Rolling Game
Jane Street
You can roll a 6 sided die as many times as you like. Every time you roll, the amount rolled gets added to you in dollars - unless you roll a 6, in which case you lose all the money you got and the game stops. What should be your playing strategy?
Answer
What does strategy mean? Well we only get to decide whether to keep / stop rolling the dice. So the strategy means we need a rule for when to stop rolling the die. Let's try with an example to see the dynamic. Should we roll the first time at all? Well we have 0 to start with, so we stand $\frac{1}{6}$ chance of rolling a 6 and staying at 0, or with $\frac{5}{6}$ chance we gain some amount. On average, we gain $\frac{5}{6}\cdot \frac{5+4+3+2+1}{5}=\frac{15}{6}$. So our expected change in wealth if we roll is $\frac{1}{6}\cdot 0 + \frac{15}{6}\gt 0$ - so we should roll as we're expected to gain a positive amount of money.
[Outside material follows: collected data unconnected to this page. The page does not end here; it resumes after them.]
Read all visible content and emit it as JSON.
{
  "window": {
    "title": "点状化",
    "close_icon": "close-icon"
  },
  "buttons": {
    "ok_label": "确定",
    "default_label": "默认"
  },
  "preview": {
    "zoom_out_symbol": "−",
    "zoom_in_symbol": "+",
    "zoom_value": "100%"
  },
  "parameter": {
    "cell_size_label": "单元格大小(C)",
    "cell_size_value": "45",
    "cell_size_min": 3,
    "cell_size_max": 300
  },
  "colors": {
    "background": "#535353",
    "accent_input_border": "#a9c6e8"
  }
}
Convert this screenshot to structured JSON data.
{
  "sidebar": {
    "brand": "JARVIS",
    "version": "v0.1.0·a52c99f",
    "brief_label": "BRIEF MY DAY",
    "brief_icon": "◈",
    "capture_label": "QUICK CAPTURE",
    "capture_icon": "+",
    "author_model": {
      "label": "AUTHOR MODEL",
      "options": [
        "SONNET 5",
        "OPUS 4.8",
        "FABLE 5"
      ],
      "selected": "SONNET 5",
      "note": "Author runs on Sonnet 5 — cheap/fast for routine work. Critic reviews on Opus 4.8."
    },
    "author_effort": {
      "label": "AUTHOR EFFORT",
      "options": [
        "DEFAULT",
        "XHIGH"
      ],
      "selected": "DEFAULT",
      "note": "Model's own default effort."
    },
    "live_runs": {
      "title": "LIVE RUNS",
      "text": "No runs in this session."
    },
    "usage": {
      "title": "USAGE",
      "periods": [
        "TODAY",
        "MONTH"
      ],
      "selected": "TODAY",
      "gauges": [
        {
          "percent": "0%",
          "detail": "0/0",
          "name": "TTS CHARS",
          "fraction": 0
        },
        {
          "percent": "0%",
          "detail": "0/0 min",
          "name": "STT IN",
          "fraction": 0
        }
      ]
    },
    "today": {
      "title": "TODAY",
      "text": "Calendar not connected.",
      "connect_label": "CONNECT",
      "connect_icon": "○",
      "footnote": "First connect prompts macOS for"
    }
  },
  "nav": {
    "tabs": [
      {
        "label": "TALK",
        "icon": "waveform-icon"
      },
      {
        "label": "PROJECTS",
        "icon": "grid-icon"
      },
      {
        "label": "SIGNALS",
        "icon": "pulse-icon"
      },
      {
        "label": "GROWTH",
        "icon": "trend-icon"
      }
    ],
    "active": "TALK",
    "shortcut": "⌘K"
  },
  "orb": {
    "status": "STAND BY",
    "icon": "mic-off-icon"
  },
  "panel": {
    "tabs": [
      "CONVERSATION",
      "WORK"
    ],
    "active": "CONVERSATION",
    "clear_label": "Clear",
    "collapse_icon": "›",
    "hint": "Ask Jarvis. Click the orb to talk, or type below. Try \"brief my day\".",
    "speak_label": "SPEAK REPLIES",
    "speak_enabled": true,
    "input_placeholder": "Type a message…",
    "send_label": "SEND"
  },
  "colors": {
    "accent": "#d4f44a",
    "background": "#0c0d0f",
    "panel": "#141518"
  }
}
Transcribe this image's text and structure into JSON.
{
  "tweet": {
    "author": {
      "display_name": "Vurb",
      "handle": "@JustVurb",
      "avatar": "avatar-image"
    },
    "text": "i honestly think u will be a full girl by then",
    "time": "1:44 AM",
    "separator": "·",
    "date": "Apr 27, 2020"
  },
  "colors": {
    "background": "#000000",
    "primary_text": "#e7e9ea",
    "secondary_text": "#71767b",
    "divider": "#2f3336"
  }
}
Now there must be a point at which it is no longer worth re-rolling - i.e. we stand to lose more in case we get a 6 than we stand to gain if we get something else. So let's first extrapolate the logic to a general case: when you already earned $X$ amount during the game, re-rolling will change your wealth by $\frac{1}{6}\cdot (-X) + \frac{15}{6}$. You can see that the larger the $X$, the larger the negative term - and at some point once you have enough wealth, the expected change in wealth becomes negative, i.e. the loss weighted by probability $\frac{1}{6}$ is greater than the expected benefit. This happens at $\frac{1}{6}\cdot (-X) + \frac{15}{6}\lt 0$, i.e. when $X\gt 15$. Therefore your strategy is: you keep rolling until your cumulative sum reaches at least 15, and then you stop rolling.